Use `context_type` to categorize memories for filtered retrieval:

| Type | Use For |
|------|---------|
| `directive` | Rules, conventions ("always use snake_case") |
| `decision` | Architectural/design choices with reasoning |
| `code_pattern` | Reusable patterns, idioms, templates |
| `preference` | Personal/team preferences |
| `requirement` | Project requirements, constraints |
| `insight` | Learnings, non-obvious discoveries |
| `error` | Bug patterns, failure modes, fixes |
| `todo` | Deferred work, future plans |
| `information` | General facts (default) |
| `heading` | Section markers for organization |

### Workspace vs Global Memories

In `hybrid` mode (recommended):

- **Workspace-local** (default): Scoped to the current project directory. Newton memories stay in Newton, SDK memories stay in SDK.
- **Global** (`is_global: true`): Visible from every project. Use for cross-cutting preferences, tooling decisions, personal conventions.

**What to store globally:**
- Personal preferences ("I prefer Rust for backends")
- Tooling decisions ("use alloy not ethers-rs across all projects")
- Communication style ("no emojis in code comments")
- Cross-project patterns ("always use HKDF for key derivation")

**What to keep workspace-local:**
- Project-specific architecture decisions
- Codebase conventions unique to that project
- Bug fixes and error patterns specific to that codebase

### Importance Scoring

| Score | Meaning | Examples |
|-------|---------|---------|
| 1-3 | Low — ephemeral context | Temporary debugging notes, session-specific state |
| 4-6 | Medium — useful reference | Code patterns, general conventions |
| 7-8 | High — key decisions | Architecture choices, security decisions |
| 9-10 | Critical — must never forget | Breaking change patterns, security invariants |

Higher importance memories are prioritized in search results. Use `min_importance` filter to focus on high-signal memories.

### Tips

- **Tag consistently**: Use tags like `["architecture", "security"]` for filtered search later
- **Include reasoning**: "We chose X because Y" is more valuable than "We use X"
- **Don't over-store**: Store decisions and patterns, not every line of code
- **Review periodically**: Use `search_memories` to find and delete outdated memories
- **Use `analyze_and_remember`** after complex discussions — it auto-extracts the important bits

---

## Gotchas and Lessons Learned

### 1. The schema bug is the #1 blocker (most people get stuck here)

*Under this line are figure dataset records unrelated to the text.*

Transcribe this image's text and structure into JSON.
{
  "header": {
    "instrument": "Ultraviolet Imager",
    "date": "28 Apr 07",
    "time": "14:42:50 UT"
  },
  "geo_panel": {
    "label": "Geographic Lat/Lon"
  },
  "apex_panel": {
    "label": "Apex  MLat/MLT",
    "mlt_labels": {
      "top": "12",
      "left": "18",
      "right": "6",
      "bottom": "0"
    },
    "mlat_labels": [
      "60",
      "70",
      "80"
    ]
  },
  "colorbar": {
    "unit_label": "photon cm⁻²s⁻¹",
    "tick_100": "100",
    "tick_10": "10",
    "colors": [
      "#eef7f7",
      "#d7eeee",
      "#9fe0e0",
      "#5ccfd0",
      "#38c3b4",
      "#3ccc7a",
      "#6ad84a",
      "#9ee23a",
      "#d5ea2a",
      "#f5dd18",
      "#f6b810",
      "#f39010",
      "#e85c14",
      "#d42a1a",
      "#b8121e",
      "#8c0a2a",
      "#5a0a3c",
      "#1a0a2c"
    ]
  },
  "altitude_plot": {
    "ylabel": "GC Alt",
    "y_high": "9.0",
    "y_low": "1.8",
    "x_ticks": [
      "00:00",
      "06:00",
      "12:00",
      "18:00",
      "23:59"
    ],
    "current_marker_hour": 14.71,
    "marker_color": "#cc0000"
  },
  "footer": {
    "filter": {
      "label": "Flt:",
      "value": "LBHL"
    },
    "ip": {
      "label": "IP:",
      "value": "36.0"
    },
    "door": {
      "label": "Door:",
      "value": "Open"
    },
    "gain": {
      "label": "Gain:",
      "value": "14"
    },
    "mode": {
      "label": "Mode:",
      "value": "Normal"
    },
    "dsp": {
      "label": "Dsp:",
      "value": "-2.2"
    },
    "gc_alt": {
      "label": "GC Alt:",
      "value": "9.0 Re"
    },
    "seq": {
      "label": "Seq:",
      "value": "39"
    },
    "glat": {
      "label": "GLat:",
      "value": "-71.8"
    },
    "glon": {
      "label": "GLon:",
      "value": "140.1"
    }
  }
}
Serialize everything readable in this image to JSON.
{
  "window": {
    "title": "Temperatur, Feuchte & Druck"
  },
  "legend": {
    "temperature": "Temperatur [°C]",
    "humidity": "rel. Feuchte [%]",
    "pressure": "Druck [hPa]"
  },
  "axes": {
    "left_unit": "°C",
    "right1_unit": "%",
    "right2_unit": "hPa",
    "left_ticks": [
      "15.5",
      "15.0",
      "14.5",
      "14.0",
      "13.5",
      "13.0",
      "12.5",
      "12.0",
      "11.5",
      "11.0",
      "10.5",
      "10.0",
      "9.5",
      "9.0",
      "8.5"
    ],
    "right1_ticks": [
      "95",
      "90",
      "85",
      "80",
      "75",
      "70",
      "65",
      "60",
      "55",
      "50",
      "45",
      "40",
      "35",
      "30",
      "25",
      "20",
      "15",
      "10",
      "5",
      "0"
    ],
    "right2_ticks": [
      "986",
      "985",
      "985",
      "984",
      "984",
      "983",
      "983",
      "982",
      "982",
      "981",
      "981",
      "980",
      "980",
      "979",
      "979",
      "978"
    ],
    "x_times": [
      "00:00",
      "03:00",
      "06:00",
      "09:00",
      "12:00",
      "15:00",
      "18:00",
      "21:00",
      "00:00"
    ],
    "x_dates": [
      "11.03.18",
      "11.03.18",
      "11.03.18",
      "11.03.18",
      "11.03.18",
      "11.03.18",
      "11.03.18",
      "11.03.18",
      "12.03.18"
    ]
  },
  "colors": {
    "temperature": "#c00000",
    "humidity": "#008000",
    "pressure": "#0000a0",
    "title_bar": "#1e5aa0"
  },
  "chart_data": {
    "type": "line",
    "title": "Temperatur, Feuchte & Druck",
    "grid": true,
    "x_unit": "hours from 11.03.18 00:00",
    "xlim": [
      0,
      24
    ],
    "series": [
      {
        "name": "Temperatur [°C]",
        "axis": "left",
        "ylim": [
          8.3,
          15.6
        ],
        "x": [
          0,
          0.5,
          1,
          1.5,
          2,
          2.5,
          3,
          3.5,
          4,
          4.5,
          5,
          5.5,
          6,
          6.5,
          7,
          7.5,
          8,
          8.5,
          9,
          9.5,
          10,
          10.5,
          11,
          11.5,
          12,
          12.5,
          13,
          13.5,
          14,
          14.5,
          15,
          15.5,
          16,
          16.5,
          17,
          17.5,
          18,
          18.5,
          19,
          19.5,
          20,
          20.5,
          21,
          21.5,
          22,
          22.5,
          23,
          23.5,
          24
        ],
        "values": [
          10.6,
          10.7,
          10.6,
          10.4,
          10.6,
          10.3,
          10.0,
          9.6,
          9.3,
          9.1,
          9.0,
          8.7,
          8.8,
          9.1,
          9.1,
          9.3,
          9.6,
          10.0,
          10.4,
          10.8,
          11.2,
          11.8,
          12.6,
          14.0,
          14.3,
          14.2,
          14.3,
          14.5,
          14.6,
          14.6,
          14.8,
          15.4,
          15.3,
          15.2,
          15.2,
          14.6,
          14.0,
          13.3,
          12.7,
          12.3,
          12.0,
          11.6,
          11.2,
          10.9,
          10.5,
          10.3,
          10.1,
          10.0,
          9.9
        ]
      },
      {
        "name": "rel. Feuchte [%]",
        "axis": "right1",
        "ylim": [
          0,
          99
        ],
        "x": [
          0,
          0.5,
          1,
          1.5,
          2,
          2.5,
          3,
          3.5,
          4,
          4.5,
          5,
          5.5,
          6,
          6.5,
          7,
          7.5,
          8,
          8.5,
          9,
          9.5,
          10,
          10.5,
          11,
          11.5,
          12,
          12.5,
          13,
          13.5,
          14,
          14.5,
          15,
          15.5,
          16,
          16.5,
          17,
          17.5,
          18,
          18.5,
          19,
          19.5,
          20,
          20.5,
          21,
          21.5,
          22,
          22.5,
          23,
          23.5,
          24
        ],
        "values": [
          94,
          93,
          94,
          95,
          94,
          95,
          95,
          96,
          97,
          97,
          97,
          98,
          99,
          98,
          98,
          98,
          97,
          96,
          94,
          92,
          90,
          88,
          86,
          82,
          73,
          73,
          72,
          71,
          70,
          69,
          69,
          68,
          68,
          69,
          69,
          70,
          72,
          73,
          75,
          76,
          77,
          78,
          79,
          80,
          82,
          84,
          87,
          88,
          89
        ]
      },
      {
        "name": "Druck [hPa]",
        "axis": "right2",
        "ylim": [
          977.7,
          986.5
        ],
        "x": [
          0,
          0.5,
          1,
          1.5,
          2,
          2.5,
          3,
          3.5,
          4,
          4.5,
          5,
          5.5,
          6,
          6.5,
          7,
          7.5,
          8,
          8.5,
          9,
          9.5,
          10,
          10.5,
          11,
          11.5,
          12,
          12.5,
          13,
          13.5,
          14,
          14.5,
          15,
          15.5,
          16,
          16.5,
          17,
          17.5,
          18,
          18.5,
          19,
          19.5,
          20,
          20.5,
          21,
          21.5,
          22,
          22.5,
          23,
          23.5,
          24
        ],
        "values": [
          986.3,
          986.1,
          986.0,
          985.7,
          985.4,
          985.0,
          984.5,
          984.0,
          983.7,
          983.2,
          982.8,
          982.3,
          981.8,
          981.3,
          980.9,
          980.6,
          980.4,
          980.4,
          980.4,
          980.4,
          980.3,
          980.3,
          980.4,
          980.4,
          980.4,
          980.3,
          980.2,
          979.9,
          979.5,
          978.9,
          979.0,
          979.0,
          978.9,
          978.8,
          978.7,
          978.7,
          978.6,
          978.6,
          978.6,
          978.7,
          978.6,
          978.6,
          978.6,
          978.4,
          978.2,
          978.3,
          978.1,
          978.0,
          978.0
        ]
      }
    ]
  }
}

Recall v1.10.x exposes 6 tools with `anyOf` at the schema root instead of `"type": "object"`. Claude Code's MCP tool validator requires `"type": "object"` at the root of every tool's `inputSchema`. When it encounters an invalid schema, it silently drops ALL tools from that server — not just the broken ones. The server still shows "connected ✓" in `/mcp`, making this extremely confusing to debug.

**Symptom:** Server shows connected in `/mcp`, but no recall tools appear anywhere.

**Fix:** Use the proxy wrapper from Step 3.

### 2. "connected" in /mcp does NOT mean tools are registered

The `/mcp` dialog shows connection status (MCP handshake), not tool registration status. A server can be "connected ✓" with zero tools registered if schema validation fails.

### 3. Hardcode keys — no ${VAR} references

`~/.mcp.json` env blocks pass values as literal strings. `"${ANTHROPIC_API_KEY}"` sends the literal string `${ANTHROPIC_API_KEY}` to the server, not the expanded value. Always hardcode.

### 4. enabledMcpjsonServers is an allowlist

If you add this setting to `settings.json`, it becomes an allowlist. Only servers listed will be auto-approved. If you add `recall` but forget your other servers (context7, github, etc.), those will stop auto-loading.

### 5. fnm/nvm PATH is session-specific

If you use fnm (Fast Node Manager) or nvm, the `node`/`npx`/`recall` binaries are in session-specific PATH directories (e.g., `~/.local/state/fnm_multishells/<session-id>/bin/`). Claude Code spawns MCP servers outside your shell's PATH context. Using `node <absolute-path>` in the MCP config avoids this. The proxy wrapper at `~/.claude/recall-proxy.mjs` uses `node` (resolved by Claude Code) to spawn `recall` (resolved from the process PATH inherited by the proxy).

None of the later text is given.